Despite the backlash, you can bet Thompson hasn't lost any sleep of his decision, even last season when Favre — as a Minnesota Viking — beat Green Bay twice before falling one game short of the Super Bowl.
Why, you ask?
Look no further than Rodgers's dissection of the Falcons. The former California standout has had several impressive performances during his time as a starting quarterback, but none are bigger than Saturday night's victory.
This was his signature win.
In this one impressive playoff game, Rodgers showed why Green Bay drafted him six years ago, while also making everyone of San Francisco's personnel people still regret the day they ever passed on the gunslinger in favour of No. 1 overall pick Alex Smith.
Ooops. How would like to have that on your résumé?
On Saturday, Rodgers carved up the Falcons with his trademark quick release and deft accuracy, completing 31-of-36 passes for 366 yards and three touchdowns.
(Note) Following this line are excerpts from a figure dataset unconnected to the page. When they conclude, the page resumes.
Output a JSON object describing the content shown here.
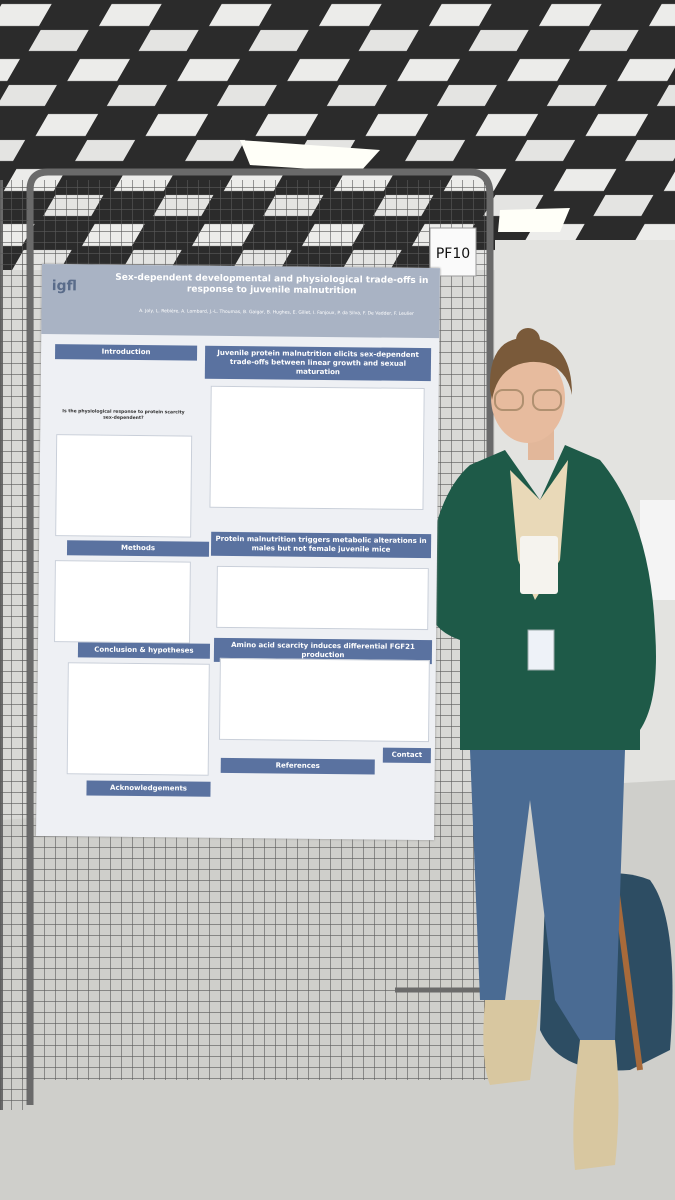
{
  "photo": {
    "booth_label": "PF10",
    "poster": {
      "logo": "igfl",
      "title": "Sex-dependent developmental and physiological trade-offs in response to juvenile malnutrition",
      "authors": "A. Joly, L. Rebière, A. Lombard, J.-L. Thoumas, B. Gaigar, B. Hughes, E. Gillet, I. Fanjoux, P. da Silva, F. De Vadder, F. Leulier",
      "intro": {
        "heading": "Introduction",
        "question": "Is the physiological response to protein scarcity sex-dependent?"
      },
      "methods": {
        "heading": "Methods"
      },
      "conclusion": {
        "heading": "Conclusion & hypotheses"
      },
      "acknowledgements": {
        "heading": "Acknowledgements"
      },
      "result_1": {
        "heading": "Juvenile protein malnutrition elicits sex-dependent trade-offs between linear growth and sexual maturation"
      },
      "result_2": {
        "heading": "Protein malnutrition triggers metabolic alterations in males but not female juvenile mice"
      },
      "result_3": {
        "heading": "Amino acid scarcity induces differential FGF21 production"
      },
      "references": {
        "heading": "References"
      },
      "contact": {
        "heading": "Contact"
      }
    }
  }
}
He added another TD run for good measure.
Favre's never thrown for more yards in one playoff game.
But it's his underrated elusiveness that sets him apart from most NFL quarterbacks. It's the reason Green Bay has been able to last this long despite a lack of a consistent running game.
Rodgers's instincts continually allowed him to avoid a sack against Atlanta. On three separate scoring drives he either saved the possession by eluding a defender before roping a perfect pass on the run, or simply make a dash toward the first-down marker.
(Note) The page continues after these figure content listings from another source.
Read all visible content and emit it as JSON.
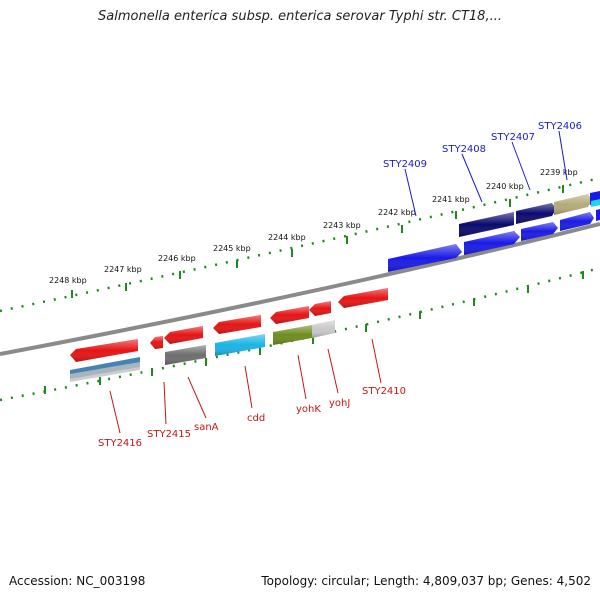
{
  "title": "Salmonella enterica subsp. enterica serovar Typhi str. CT18,...",
  "footer": {
    "accession": "Accession: NC_003198",
    "topology": "Topology: circular; Length: 4,809,037 bp; Genes: 4,502"
  },
  "colors": {
    "backbone": "#888888",
    "tick": "#1e8a1e",
    "forward_gene": "#1a1ae6",
    "forward_gene_dark": "#0a0a6e",
    "reverse_gene": "#e61414",
    "cds_gray": "#6e6e6e",
    "cds_cyan": "#19b4e6",
    "cds_olive": "#6e8c1e",
    "cds_steel": "#4682b4",
    "cds_tan": "#b4aa78",
    "cds_lightgray": "#c8c8c8",
    "forward_label": "#1a1acc",
    "reverse_label": "#cc1414"
  },
  "ruler": {
    "tick_labels": [
      "2248 kbp",
      "2247 kbp",
      "2246 kbp",
      "2245 kbp",
      "2244 kbp",
      "2243 kbp",
      "2242 kbp",
      "2241 kbp",
      "2240 kbp",
      "2239 kbp"
    ]
  },
  "forward_labels": [
    "STY2409",
    "STY2408",
    "STY2407",
    "STY2406"
  ],
  "reverse_labels": [
    "STY2416",
    "STY2415",
    "sanA",
    "cdd",
    "yohK",
    "yohJ",
    "STY2410"
  ]
}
In total, he engineered four touchdowns drives of at least 80 yards.
"I felt like I was in the zone," Rodgers said.
No kidding, Aaron.
During the first half alone you threw for 234 yards and a pair of touchdowns. Of the 21 passes you attempted, only three hit the Georgia Dome turf.
You hit on all 10 third-down passes, finished with an 81.6 competition percentage, which ranks fifth-best in post-season history. You’re also one of only 15 quarterbacks to complete 31 passes in a playoff contest.
"This probably was my best performance — the stage we were on, the importance of this game," said Rodgers. "It was a good night."
His biggest fan could well be Hall of Fame quarterback Troy Aikman. The winner of three Super Bowl titles with the Dallas Cowboys was blunt in his assessment of Rodgers.
"If I was a general manager starting an NFL team today and I could take any quarterback I wanted, it would be Aaron Rodgers," Aikman, an analyst for FOX, said during the telecast.
The last time the Packers were in the NFC title game, Rodgers was standing on the frozen sideline of Lambeau Field watching Favre.
Today, the annihilation of the Falcons proves one other indisputable fact: Green Bay is now Aaron Rodgers's team.
Ted Thompson wouldn't have it any other way.